Returning to the defensive side of the ball, sophomore defender Robert Sagel rounded out the scoring for Temple by converting a penalty kick almost midway through the first half. Sagel said that scoring from the penalty is all about confidence.
“[The ref] points to the [penalty] spot,” Sagel said. “You just have to step up and take it.”
Sagel added that Lafayette’s success later on in the game was due to multiple factors.
“We got a lot of improvements to make,” Sagel said. “We were slow in possession, and still have some organization we got to sort out in the back defensively. Individually, I thought it was OK for our first preseason game of the year, and we’ll build off it.”
Like Martinelli, Sagel was a preseason All-Conference selection. The 6-foot-3-inch sophomore defender and was a key factor in Temple’s success last season, winning the William “Bill” Wilkinson Rookie of the Year for the Philadelphia Soccer Six, among other honors.
Sagel said having no such prior recognition made it easier to excel last season. Now, with all the awards from last year and a season under his belt, he plans to keep improving.
“Last year, I didn’t have too much recognition, so that wasn’t too much pressure,” Sagel said. “This year, that’s a different story, and I’m going to have to live up to it.
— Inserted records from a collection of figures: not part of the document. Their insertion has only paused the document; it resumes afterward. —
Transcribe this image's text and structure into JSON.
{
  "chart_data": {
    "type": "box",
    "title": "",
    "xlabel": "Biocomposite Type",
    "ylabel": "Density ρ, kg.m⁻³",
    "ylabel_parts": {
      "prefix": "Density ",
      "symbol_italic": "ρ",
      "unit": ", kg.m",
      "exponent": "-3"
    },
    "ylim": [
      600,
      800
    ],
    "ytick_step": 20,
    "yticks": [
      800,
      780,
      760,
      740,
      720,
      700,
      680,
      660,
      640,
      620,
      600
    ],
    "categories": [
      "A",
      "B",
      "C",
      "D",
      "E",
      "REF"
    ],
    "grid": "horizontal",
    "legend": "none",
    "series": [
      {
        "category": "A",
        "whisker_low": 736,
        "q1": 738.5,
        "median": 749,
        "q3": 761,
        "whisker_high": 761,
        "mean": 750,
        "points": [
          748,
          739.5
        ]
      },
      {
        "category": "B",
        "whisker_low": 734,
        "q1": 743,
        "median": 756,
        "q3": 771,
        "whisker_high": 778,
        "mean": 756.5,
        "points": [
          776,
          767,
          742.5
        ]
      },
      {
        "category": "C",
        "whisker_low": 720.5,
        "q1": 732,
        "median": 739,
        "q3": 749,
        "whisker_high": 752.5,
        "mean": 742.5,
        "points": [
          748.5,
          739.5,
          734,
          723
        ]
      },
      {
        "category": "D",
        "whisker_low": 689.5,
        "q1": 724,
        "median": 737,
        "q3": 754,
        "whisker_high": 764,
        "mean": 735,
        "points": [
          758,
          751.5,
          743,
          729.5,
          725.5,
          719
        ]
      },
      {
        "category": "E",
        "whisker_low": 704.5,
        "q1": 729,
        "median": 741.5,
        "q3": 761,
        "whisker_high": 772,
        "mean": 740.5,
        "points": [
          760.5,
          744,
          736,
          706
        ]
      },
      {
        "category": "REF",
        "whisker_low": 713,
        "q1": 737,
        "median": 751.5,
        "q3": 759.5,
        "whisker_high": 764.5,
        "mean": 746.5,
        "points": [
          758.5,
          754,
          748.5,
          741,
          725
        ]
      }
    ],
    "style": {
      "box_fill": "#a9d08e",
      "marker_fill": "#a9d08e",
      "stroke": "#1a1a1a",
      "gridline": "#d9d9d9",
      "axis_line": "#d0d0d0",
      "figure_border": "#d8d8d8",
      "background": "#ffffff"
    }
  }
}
Now I’m kind of a leader in the back line and especially going forward [this season], so I’m going to have to step up.”
Ultimately, MacWilliams feels Temple has to improve on a lot of things, ranging from midfielders pushing higher up the field to handling teams heavily pressuring the ball. But most importantly, the Owls will have to be more consistent throughout the full 90 minutes of each match.
MacWilliams split his team’s performance on Tuesday into two categories.
“The first 15 to 20 minutes was very good,” MacWilliams said. “But I think after that, it was very average.”